Cinquième à quatorzième rapports périodiques de la Côte d’Ivoire (CERD/C/382/Add.2) (suite)

1. Sur l’invitation du Président, la délégation ivoirienne reprend place à la table du Comité.

2.M. SHAHI souligne que la Côte d’Ivoire a toujours fait montre vis-à-vis des étrangers et des immigrés d’une hospitalité généreuse qui ne s’est pas démentie quand le pays a connu des problèmes économiques.

3.Mme WODIÉ (Côte d’Ivoire) remercie M. Shahi de son observation et relève que la tradition d’hospitalité de la Côte d’Ivoire est inscrite jusque dans son hymne national. La situation difficile du pays s’explique par la lutte pour le pouvoir et non par une politique d’exclusion des non‑Ivoiriens. L’existence de conditions d’éligibilité à la magistrature suprême, l’institution d’une carte de séjour ou les questions relatives à la nationalité, toutes choses avancées par les rebelles pour critiquer le Gouvernement ivoirien, participent de règles universellement admises. Le taux d’immigration − un des plus élevés du monde − et les droits accordés aux étrangers rendent futiles les accusations de xénophobie portées contre la Côte d’Ivoire. La crise ne trouve pas non plus son origine dans une mutinerie puisque les rebelles n’appartiennent pas aux forces armées ivoiriennes.

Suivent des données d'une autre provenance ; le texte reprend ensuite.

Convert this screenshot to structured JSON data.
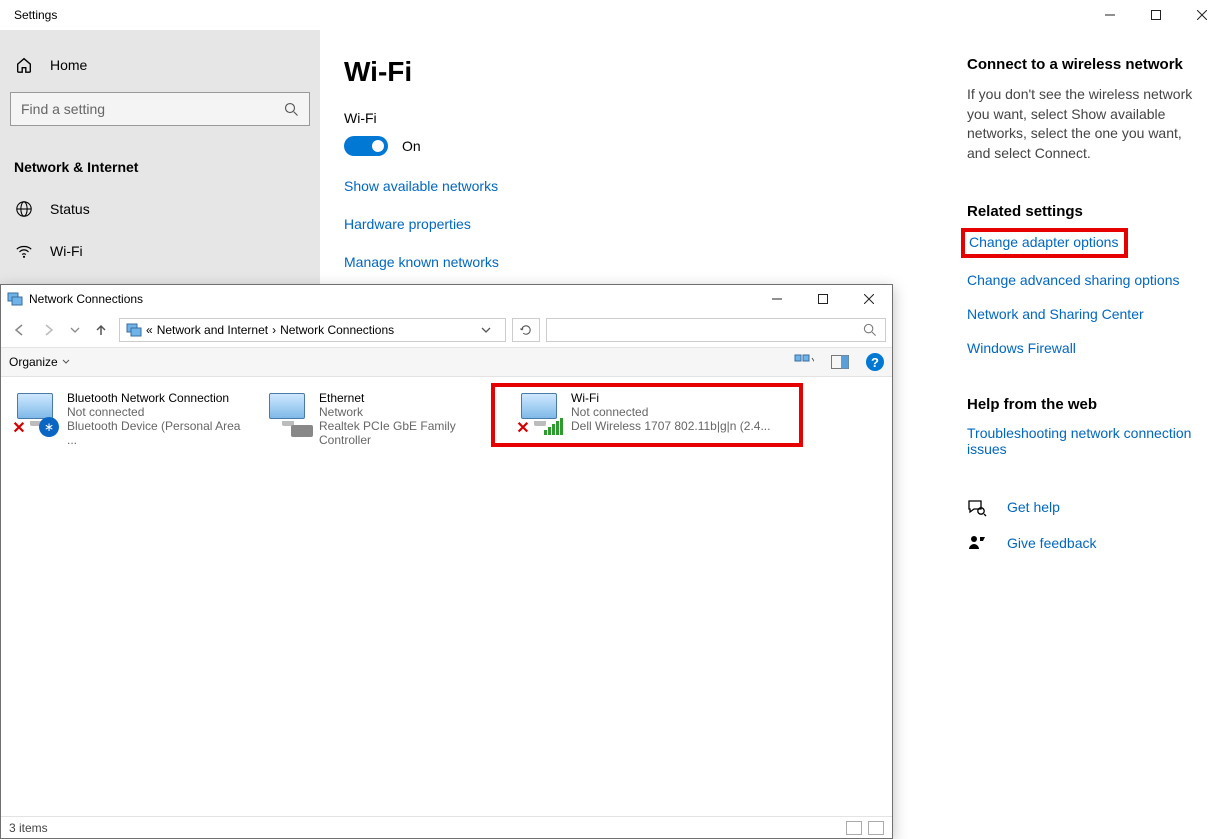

4.M. BAMBA (Côte d’Ivoire) explique que l’«ivoirité» est un concept culturel qui n’est inscrit ni dans la Constitution ni dans la loi sur la nationalité et qui n’a été contesté par aucun participant aux négociations ayant réuni le Gouvernement et les rebelles à Linas‑Marcoussis en janvier.

5.Dès son accession à l’indépendance, la Côte d’Ivoire a entrepris de recenser la population. La loi no 90‑437, promulguée en mai 1990, et son décret d’application ont fixé les modalités relatives à l’entrée et au séjour des étrangers. Sont considérés comme étrangers tous les individus qui n’ont pas la nationalité ivoirienne, soit qu’ils aient une nationalité étrangère, soient qu’ils n’aient pas de nationalité; ils doivent se faire délivrer une carte de séjour au-delà d’un délai de trois mois. Les autorités ivoiriennes ont pris ces dispositions alors que le pays entrait dans une crise économique et financière préoccupante, afin de percevoir de nouvelles recettes, nécessaires pour garantir l’accès gratuit de tous, nationaux et non-nationaux, à la santé, à l’enseignement et aux infrastructures socioéconomiques. Comme la loi de 1990 ne prévoyait rien en matière de titres d’identité pour les nationaux et qu’une fraude massive avait discrédité l’opération de délivrance de cartes de séjour lancée en octobre 1991, les autorités ont pris l’initiative de la loi no 98‑778, adoptée en août 1998, en vue de recenser et d’identifier l’ensemble de la population vivant sur le territoire ivoirien, et de radier du registre électoral les étrangers auxquels le parti unique au pouvoir avant l’instauration du multipartisme avait fait délivrer des cartes d’identité ivoiriennes. Cette nouvelle opération s’est trouvée à son tour discréditée du fait des soupçons de fraude électorale qui ont entaché les élections d’octobre 2000, des dérives constatées autour du concept d’ivoirité et des tracasseries policières à l’encontre des personnes portant des patronymes non ivoiriens.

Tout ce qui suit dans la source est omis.